De Lautour’s ‘homage’ to Synthetic Cubism, Suprematism and Kasimir Malevich is among the most accomplished series he has conceived, accommodating of a number of works that are seriously captivating in their beauty and realisation. Tourist Trap, Open Plan, or Painting for an Unbuilt House are all paintings steeped in the grand traditions of modernism, yet they also take great delight and amusement in its legacy with titles that sidestep utopian agendas, instead offering oblique commentary on the current state of Christchurch. De Lautour does so, however, not to undermine the integrity of Malevich or Picasso - you can sense his affection and admiration for their work - rather, as an artist committed to narratives, telling a story and entertaining audiences. These paintings are Cubist and Suprematist in style but with titles that allude to street maps, fragments of buildings, warning signs and bits of plans on paper, all in the process of being drawn up or erased.
And there is little to suggest, as Malevich believed, that the hard-edged geometric abstraction of Suprematism was a doorway to ‘pure artistic feeling.’ Instead de Lautour’s paintings are more about the physicality of the objects he makes and his preference for ‘understating’ ideas. The paint has a tendency to dribble or smear on the picture plane and the hard-edges of de Lautour’s geometric forms tend to bleed, indicating that these paintings are certainly not harbouring utopian values or alluding to the possibility of any spiritual reawakening. If these works do embrace the spirit of Suprematism, it is as paintings that seriously consider the picture plane as a surface on which to reassemble and test colour, shape and formal relationships preoccupied in a continual process of renewal and reinvention.

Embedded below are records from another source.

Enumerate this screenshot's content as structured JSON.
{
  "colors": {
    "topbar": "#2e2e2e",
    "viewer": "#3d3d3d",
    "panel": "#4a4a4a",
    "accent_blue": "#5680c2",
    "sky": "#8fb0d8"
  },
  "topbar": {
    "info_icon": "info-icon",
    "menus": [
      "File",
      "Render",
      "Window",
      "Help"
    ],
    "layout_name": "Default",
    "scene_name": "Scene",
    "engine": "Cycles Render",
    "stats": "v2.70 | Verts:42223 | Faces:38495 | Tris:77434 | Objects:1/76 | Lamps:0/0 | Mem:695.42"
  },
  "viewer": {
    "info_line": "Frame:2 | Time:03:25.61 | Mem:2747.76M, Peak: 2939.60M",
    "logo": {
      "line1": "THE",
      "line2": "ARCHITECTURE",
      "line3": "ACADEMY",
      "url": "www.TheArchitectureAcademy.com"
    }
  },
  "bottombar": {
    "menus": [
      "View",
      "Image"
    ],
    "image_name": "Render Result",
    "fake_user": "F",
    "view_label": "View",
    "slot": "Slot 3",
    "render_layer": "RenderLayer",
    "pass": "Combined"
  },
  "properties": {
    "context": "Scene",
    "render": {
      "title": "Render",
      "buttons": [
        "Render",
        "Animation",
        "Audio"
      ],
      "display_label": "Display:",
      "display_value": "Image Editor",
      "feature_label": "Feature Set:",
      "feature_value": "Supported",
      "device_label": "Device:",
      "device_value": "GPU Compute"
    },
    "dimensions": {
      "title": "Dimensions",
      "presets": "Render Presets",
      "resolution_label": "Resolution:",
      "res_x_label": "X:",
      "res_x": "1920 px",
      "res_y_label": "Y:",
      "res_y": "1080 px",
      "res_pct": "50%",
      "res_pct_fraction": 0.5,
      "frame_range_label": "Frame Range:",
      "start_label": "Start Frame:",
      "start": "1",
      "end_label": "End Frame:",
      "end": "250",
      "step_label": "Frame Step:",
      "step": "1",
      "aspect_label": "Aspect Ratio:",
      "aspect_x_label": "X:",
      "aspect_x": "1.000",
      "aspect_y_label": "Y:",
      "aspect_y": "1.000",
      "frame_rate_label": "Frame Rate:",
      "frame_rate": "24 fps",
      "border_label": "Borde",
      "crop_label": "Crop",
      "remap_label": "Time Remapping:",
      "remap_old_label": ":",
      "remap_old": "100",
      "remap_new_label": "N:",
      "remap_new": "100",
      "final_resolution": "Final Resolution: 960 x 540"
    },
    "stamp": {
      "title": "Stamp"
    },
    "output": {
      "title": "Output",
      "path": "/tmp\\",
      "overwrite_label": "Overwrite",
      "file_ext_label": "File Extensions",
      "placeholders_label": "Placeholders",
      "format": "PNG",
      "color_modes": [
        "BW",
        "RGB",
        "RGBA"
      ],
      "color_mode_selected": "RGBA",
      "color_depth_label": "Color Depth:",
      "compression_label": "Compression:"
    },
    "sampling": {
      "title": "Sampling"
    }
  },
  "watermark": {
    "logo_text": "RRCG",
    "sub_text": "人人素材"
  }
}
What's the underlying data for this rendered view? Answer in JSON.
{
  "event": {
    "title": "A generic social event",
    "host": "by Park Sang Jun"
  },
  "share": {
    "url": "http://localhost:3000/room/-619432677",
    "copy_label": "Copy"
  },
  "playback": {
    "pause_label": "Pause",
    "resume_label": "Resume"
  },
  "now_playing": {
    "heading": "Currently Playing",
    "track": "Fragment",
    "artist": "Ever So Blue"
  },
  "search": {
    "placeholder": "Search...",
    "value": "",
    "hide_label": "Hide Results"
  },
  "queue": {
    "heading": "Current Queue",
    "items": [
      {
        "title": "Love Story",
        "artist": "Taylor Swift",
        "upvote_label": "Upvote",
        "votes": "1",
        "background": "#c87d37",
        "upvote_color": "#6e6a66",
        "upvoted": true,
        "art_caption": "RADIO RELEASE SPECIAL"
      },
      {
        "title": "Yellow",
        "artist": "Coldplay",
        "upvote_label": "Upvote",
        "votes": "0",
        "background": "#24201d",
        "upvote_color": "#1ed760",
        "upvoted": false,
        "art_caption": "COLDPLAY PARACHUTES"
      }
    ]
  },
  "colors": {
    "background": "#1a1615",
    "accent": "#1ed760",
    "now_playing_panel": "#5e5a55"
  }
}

So is his homage to modernism evidence of an artist reaching a kind of safe middle-aged maturity? After all, wasn’t de Lautour’s career fashioned on tattoos, cartoons and comic book sketches of drunken kiwis, chain smoking lions, tattoos, love and hate? His recent and earlier works might appear to represent the difference between a great divide of high and low art but look more closely and they share much in common. He has consistently embraced narratives that are socially relevant and topical. ‘Bad white art’ was perfect for the 1990s at a time when a critique of cultural identity assumed priority as a subject in New Zealand art. Seizing the opportunity, de Lautour rendered and revealed a world of poor white trash - one that scant attention had then been paid to.
This consideration of contemporary social narratives has been equally matched by a formalism that pays attention to assembling signs, symbols, objects and emblems on the surface of the picture plane. And then there’s that attitude - even if questions have been raised about the authenticity of ‘bad white art’ in the refined space of the gallery - it is worth noting that Painting for an Unbuilt House is Synthetic Cubism with a spray can and that Suprematist paintings tended not to reconfigure wonky swastikas in bright pink and pale green on the faked cracking surfaces of the canvas. Recent Paintings is an exhibition that includes some of de Lautour’s finest paintings, and in doing so, directs welcome attention to a renewed consideration of the evolution of an arts practice characterised as much by its ‘bad attitude’ as it has been by its lyricism.